President Obama and a slight majority of Congressional Democrats approved the measures, citing in part the fact that America has already violated every virtuous ideal it might have once stood for. “Look,” said Harry Reid, (D) Nevada. “We have stood by these past few years as the president approved the killing of foreigners and Americans not convicted in any court, not condemned by any judge. Is it so much of a stretch that we are now allowing foreigners – good foreigners, mind you, ones with whom we have friendly relations, ones trained by our allies – to operate a few drones over a couple of cities here in the homeland?
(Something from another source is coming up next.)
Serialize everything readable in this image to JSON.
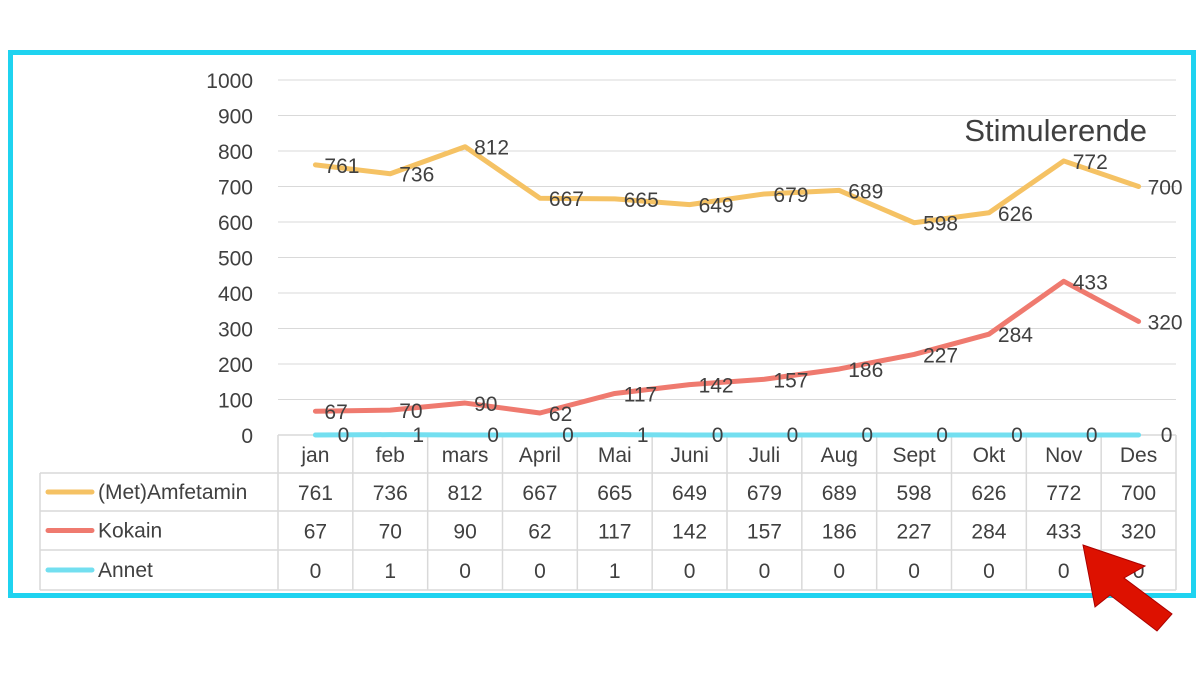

Relax, people – if you've done nothing wrong, you have nothing to worry about.” The first missiles fired from drones by foreigners operating on American soil have already begun to fall, mostly as part of military training exercises. “Would you look at that,” said major-general Rick P. Snolpe, of the United States Air Force, as a he watched a missile fired by a Pakistani pilot destroy a remote-controlled school bus. “These little brown fuckers can shoot.” Washington has mailed out fliers to Americans who may be targeted by state-sanctioned foreign aggression; the pamphlets read, simply: “Run, but don't expect to hide.”